RAD - index of accessibility to radial highways

TAX - full-value property-tax rate per $10,000

PTRATIO - pupil-teacher ratio by town

B - 1000(Bk - 0.63)^2 where Bk is the proportion of blacks by town

LSTAT - % lower status of the population

MEDV - Median value of owner-occupied homes in $1000’s

Analysis

Histogram of Housing Prices

This histogram helps give us a better understanding of where home prices typically fall in the Boston housing market. Houses seem to average a price of around the 200,000 dollar amount. The data also seems to cap the max price of a house around the 500,000 amount which is important to keep in mind when analyzing the rest of the data.

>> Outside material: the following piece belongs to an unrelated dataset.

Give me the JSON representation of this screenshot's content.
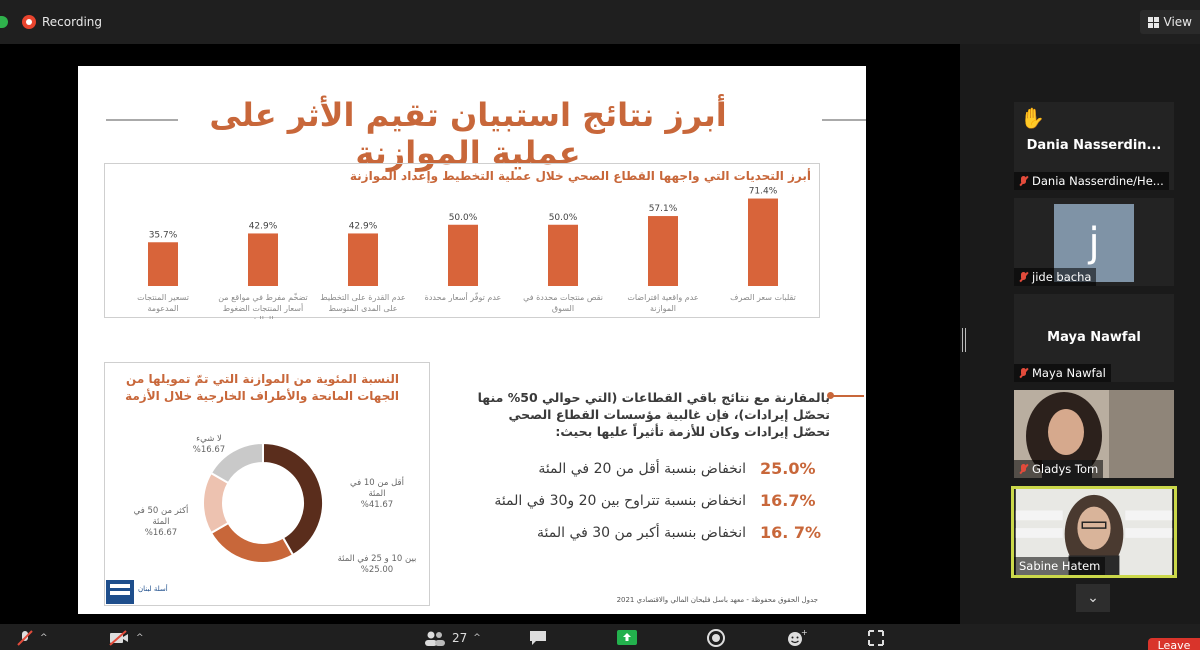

Scatter Plot of Crime Rate by Housing Prices

There seems to be a pretty direct correlation of housing prices to crime rate. The higher the crime rate of the town the cheaper the houses tend to be. This means in areas of low crime on average the homes will be worth more.

Box Plot of Home Price by Charles River Proximity

This chart shows that homes near the Charles River tend to be worth more on average. While they’re some outliers this could be due to homes near the Charles River being in nicer neighborhoods.

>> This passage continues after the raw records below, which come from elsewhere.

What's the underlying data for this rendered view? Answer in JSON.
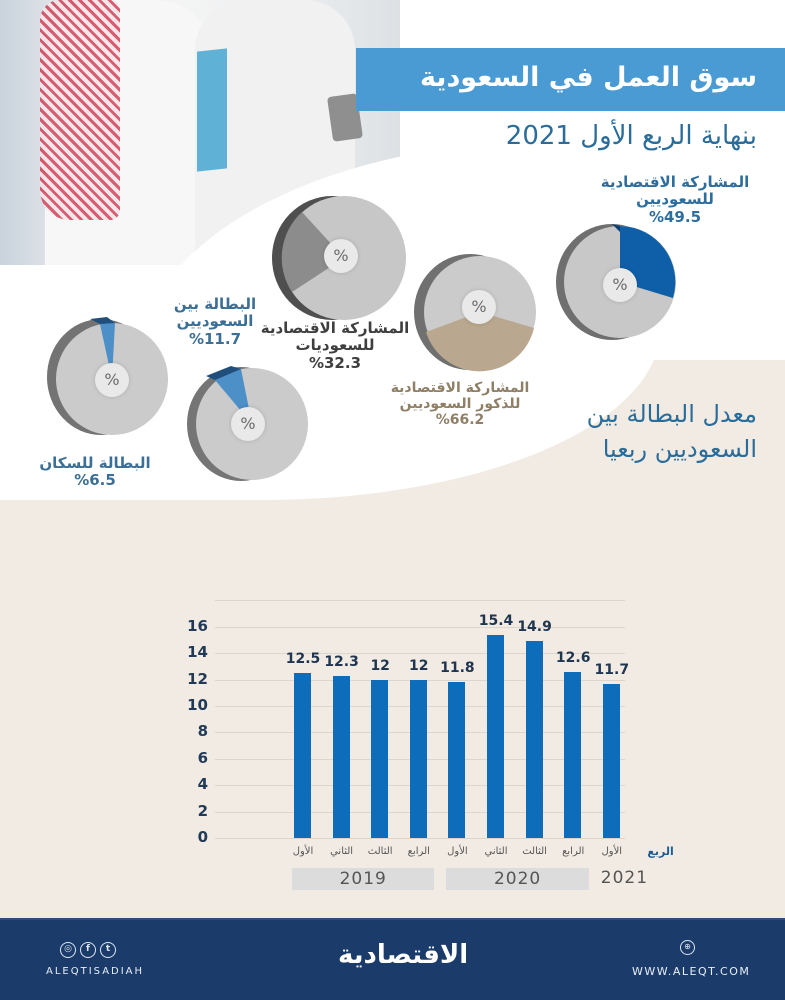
{
  "header": {
    "title": "سوق العمل في السعودية",
    "subtitle": "بنهاية الربع الأول 2021"
  },
  "pies": [
    {
      "id": "saudi-participation",
      "line1": "المشاركة الاقتصادية",
      "line2": "للسعوديين",
      "value": "%49.5",
      "center": "%",
      "color": "#0e5fa8"
    },
    {
      "id": "female-participation",
      "line1": "المشاركة الاقتصادية",
      "line2": "للسعوديات",
      "value": "%32.3",
      "center": "%",
      "color": "#8c8c8c"
    },
    {
      "id": "male-participation",
      "line1": "المشاركة الاقتصادية",
      "line2": "للذكور السعوديين",
      "value": "%66.2",
      "center": "%",
      "color": "#b9a88f"
    },
    {
      "id": "saudi-unemployment",
      "line1": "البطالة بين",
      "line2": "السعوديين",
      "value": "%11.7",
      "center": "%",
      "color": "#4d8fc7"
    },
    {
      "id": "population-unemployment",
      "line1": "البطالة للسكان",
      "line2": "",
      "value": "%6.5",
      "center": "%",
      "color": "#4d8fc7"
    }
  ],
  "chart_section": {
    "title_line1": "معدل البطالة بين",
    "title_line2": "السعوديين ربعيا",
    "x_header": "الربع"
  },
  "chart_data": {
    "type": "bar",
    "title": "معدل البطالة بين السعوديين ربعيا",
    "xlabel": "الربع",
    "ylabel": "",
    "ylim": [
      0,
      18
    ],
    "yticks": [
      0,
      2,
      4,
      6,
      8,
      10,
      12,
      14,
      16
    ],
    "grid": true,
    "categories": [
      "الأول 2019",
      "الثاني 2019",
      "الثالث 2019",
      "الرابع 2019",
      "الأول 2020",
      "الثاني 2020",
      "الثالث 2020",
      "الرابع 2020",
      "الأول 2021"
    ],
    "quarter_labels": [
      "الأول",
      "الثاني",
      "الثالث",
      "الرابع",
      "الأول",
      "الثاني",
      "الثالث",
      "الرابع",
      "الأول"
    ],
    "years": [
      {
        "label": "2019",
        "span": 4
      },
      {
        "label": "2020",
        "span": 4
      },
      {
        "label": "2021",
        "span": 1
      }
    ],
    "values": [
      12.5,
      12.3,
      12,
      12,
      11.8,
      15.4,
      14.9,
      12.6,
      11.7
    ],
    "value_labels": [
      "12.5",
      "12.3",
      "12",
      "12",
      "11.8",
      "15.4",
      "14.9",
      "12.6",
      "11.7"
    ],
    "bar_color": "#0e6dba"
  },
  "footer": {
    "social_icons": [
      "instagram-icon",
      "facebook-icon",
      "twitter-icon"
    ],
    "handle": "ALEQTISADIAH",
    "brand": "الاقتصادية",
    "website": "WWW.ALEQT.COM"
  }
}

Number of Rooms vs Housing Price

This visualizations shows that the more rooms a house has the more it tends to be worth. While this is not the case with every home as other factors can influence this it does show that how big a home is can be used to make a general approximation about how much the home is worth.

Highway Proximity to Home Value

Next we have a box plot showing proximity to the highway and how it affects average home price. This box plot shows that homes right next to the highway are not worth as much likely due to the noise and traffic. Homes that are accessible to the highway but not to close are worth more on average as this is probably ideal for people who are commuting regulary. There is then a drop off in home value for 4,5, and 6 but it then spikes up again at home values 7 and 8. This could be reflected by 7 and 8 being a distance for people who are wealthy and do not care as much about being close to the city.

Sentiment Analysis

I scraped 20 reviews about the city of Boston to help get an idea of why people want to live there. I collected the reviews from the website url below.

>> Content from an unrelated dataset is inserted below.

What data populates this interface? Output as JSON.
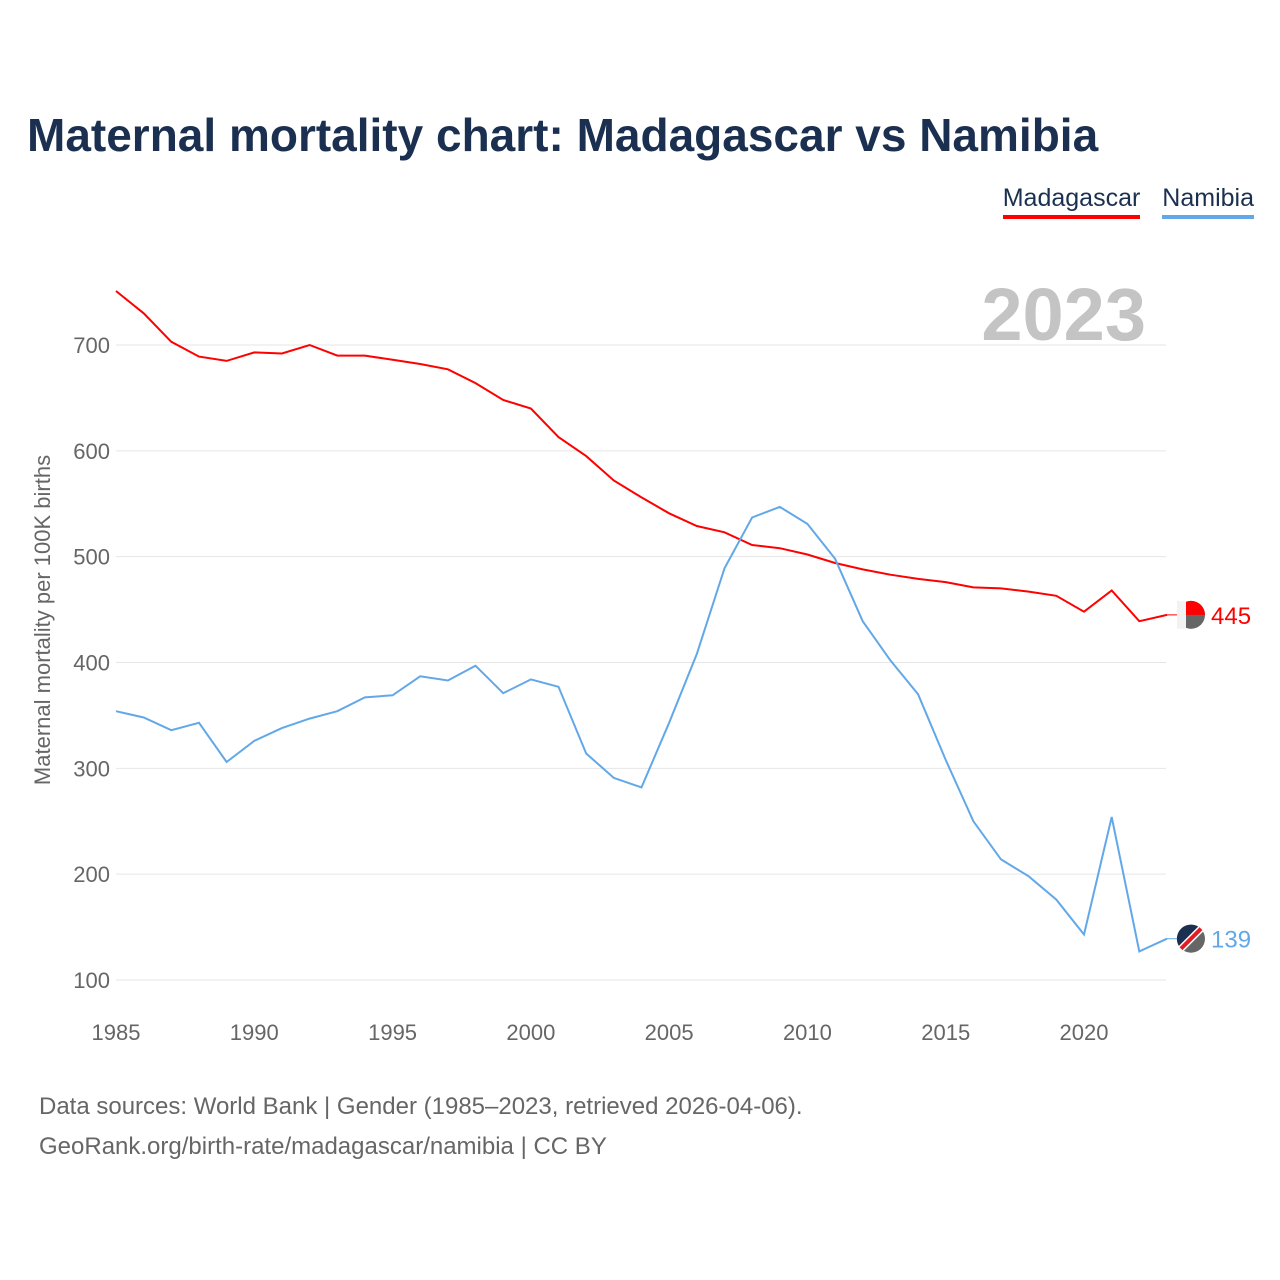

https://www.niche.com/places-to-live/boston-suffolk-ma/reviews/

This shows that people seem to like to live in Boston for a multitude of reasons. The opportunities the city presents seem to be a major influence on people living here. The beauty of the city also seems to attract people as the words “beautiful” and “charming” both came up. The city also seems like an entertaining place to live as “vibrant”, “enjoy”, and “attractions” also all came up.

Conclusion

There are a lot of different factors that go into making a house valuable in Boston. If we were to predict a house to be valuable based off the data we say it has the following characteristics.

Area with low crime rates

Close to the Charles River

Has lots of rooms ideally at least 9

Is close enough to easily access the highway but not so close that it is right on top of it.

Why its not guaranteed this house would have a high value due to variables not included in the data based off what we have to work with this house would be a valuable house in Boston.